Saturday, 8 September 2012

Daniela Dröscher: Pola


I go to a fantastic hairdressing salon where they don’t give you shabby gossip magazines to read, they give you books about Hollywood divas. So I’m now completely out of date on today’s celebrities but I know a fair bit about the stars of yesteryear. Pola Negri was one of them, a Polish-born dancer who became a silent movie star in Germany and then followed director Ernst Lubitsch to Hollywood. Her career floundered after she upstaged Rudolf Valentino’s funeral by acting the grieving widow at his graveside and then married a Georgian “prince” six months later.

This is where Daniela Dröscher’s novel Pola picks up the thread. What on earth could make a Polish actress return to Germany in 1934, just when everyone else was getting out? But that’s just what Pola Negri did, making six films in Nazi Germany although living in France in between filming, before returning to the States after the Nazi invasion. Negri made only two more movies after that.

So the lovely Daniela Dröscher takes this character, a woman with a fascinating life story who was always economical with the truth (her autobiography, Memoirs of a Star, is notoriously unreliable) and fictionalizes her. The novel gives us an explanation of sorts – albeit a wonderfully unfeasible one – for why the thoroughly modern Pola Negri, a former lover of Charlie Chaplin, might have ended up starring in Mazurka, allegedly Hitler’s favourite movie.

I won’t tell you what that reason is in terms of the plot because that’s very much part of the fun. But Dröscher has created a delightful diva who refuses to look beyond the end of her nose, who drags her devoted German-Jewish secretary back to the Third Reich but then sacks her to force her to leave the country again, who shouts at Eva Braun and taunts Magda Goebbels with her husband’s infidelities. But who also sleeps with whoever she feels like sleeping with. You know that game on public transport where you choose which person in the carriage you’d have sex with if aliens were to land and demand that you demonstrate human procreation or they’ll wipe out Planet Earth? Dröscher’s Pola Negri puts that game into practice. Without the aliens. What, you never play that game? You should try it.

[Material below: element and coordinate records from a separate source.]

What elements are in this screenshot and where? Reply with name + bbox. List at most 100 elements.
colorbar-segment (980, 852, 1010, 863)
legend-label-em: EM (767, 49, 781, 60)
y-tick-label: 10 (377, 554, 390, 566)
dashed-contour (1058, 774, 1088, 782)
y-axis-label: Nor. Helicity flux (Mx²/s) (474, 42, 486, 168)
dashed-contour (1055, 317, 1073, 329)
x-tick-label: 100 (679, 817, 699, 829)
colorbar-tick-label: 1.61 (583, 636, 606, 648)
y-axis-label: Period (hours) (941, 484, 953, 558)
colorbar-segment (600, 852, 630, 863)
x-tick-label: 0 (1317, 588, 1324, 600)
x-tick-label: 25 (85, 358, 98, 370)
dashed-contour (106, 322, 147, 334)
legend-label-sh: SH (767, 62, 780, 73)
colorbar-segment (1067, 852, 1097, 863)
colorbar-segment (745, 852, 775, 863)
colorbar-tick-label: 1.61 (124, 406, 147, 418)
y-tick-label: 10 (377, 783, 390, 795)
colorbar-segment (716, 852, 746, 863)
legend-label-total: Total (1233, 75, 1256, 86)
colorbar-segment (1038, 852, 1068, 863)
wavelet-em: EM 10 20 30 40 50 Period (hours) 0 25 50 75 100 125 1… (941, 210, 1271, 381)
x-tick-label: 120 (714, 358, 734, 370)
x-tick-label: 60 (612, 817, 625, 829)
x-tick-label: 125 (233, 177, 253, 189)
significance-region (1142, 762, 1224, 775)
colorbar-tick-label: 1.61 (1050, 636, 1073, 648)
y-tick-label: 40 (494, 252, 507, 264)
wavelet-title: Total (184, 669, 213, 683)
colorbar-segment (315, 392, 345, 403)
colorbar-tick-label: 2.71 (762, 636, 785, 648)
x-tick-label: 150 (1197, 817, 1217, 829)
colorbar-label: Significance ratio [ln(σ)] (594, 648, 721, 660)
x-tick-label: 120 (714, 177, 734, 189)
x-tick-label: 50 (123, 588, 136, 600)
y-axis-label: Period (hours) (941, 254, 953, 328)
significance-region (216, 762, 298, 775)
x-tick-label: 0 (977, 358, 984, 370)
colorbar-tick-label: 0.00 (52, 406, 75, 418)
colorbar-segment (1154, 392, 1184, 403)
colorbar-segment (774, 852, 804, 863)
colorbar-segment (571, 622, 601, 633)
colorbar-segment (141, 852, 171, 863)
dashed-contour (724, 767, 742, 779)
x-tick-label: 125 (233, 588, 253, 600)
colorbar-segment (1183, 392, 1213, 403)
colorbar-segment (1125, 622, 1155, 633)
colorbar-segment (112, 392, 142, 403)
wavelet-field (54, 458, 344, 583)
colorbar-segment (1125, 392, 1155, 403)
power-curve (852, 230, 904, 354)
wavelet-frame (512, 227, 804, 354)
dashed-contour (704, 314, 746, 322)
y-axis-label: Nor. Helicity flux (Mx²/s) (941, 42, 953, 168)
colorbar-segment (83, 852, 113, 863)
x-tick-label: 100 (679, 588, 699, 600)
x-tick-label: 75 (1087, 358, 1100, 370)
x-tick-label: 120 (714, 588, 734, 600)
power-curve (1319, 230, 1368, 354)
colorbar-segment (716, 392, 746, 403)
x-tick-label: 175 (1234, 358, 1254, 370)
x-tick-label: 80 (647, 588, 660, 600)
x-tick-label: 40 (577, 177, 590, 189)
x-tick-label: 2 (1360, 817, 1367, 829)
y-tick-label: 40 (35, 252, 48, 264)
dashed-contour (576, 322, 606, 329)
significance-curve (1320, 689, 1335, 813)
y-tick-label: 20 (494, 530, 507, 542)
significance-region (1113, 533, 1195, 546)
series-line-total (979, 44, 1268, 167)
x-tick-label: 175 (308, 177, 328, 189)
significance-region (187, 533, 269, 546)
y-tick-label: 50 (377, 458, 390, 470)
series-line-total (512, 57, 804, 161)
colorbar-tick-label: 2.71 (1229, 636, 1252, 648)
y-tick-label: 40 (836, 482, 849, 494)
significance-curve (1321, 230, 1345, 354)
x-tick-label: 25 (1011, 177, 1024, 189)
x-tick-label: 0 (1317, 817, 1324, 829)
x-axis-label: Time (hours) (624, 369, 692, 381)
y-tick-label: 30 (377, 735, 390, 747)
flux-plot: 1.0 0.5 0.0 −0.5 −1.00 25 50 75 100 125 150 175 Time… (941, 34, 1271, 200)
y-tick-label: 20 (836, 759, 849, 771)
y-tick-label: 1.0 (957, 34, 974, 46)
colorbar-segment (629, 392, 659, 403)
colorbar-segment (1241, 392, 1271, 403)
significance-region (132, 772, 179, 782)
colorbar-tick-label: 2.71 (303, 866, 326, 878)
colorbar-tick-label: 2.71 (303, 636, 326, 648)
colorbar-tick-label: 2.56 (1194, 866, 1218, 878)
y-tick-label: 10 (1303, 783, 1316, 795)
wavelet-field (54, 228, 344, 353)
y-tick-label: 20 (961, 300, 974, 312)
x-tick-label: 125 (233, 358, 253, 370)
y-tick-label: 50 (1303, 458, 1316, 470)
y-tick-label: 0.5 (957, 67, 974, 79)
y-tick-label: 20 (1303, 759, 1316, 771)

So here’s our Pola, drinking and shouting and rolling her Rs around Berlin, carrying a stolen model of King Kong in her handbag along with a pungent Chihuahua, contending with the hideous prospect of growing old and lonely and poor. And with a mother to be reckoned with and an absent father, and with the Gestapo and a much younger lover. The novel covers Pola Negri’s crisis period up to the premiere of Mazurka, with the occasional flashback to her childhood. And the action moves between Hollywood, Warsaw, Berlin and a French chateau. As befits our heroine, there are plenty of glamorous parties and real-life stars too.

While it’s rather sad at points and I did feel for the poor diva, it’s above all a comic novel and a celebration of its flawed and fascinating protagonist. I already adored Dröscher’s debut Die Lichter des George Psalmanazars for its fabulous language and imagination, and she’s done it again here. But sadly one thing that stood out vividly to me seems to have gone unnoticed by proper critics, and that’s Dröscher’s characteristically playful use of language. The narrator uses such heavy doses of pathos that the language itself becomes melodrama, but always with a comic touch. How about this fabulous moment as an example (in my quick translation):


She drew deeply, puffed sophisticatedly and tried to blow smoke rings as she breathed out. The circles, however, collapsed even before they’d taken shape, and she suffocated the fuming cigarette. She’d show the world she still knew how to snatch a spark of noblesse out of that pitiful, inadequate thing called life. She plucked the net in front of her face aloft and enticed the barkeeper over with a bat of her eyelashes.


So much affection for the character, so much insight and such a great voice! 

Daniela Dröscher researched the novel in Germany, America and Poland, watched Negri’s films and read her autobiography but stopped short of her diaries, which are preserved in Texas. At the book’s launch last week she told us she saw Pola Negri as a great actress and a strong woman, as the “Polish tornado” as she styles herself in the novel but also as a clown at times. I’d like to think she’s done her justice here – this book is a genuine delight.

1 comment:

Anonymous said...

Sounds intriguing - something to look out for. Thanks!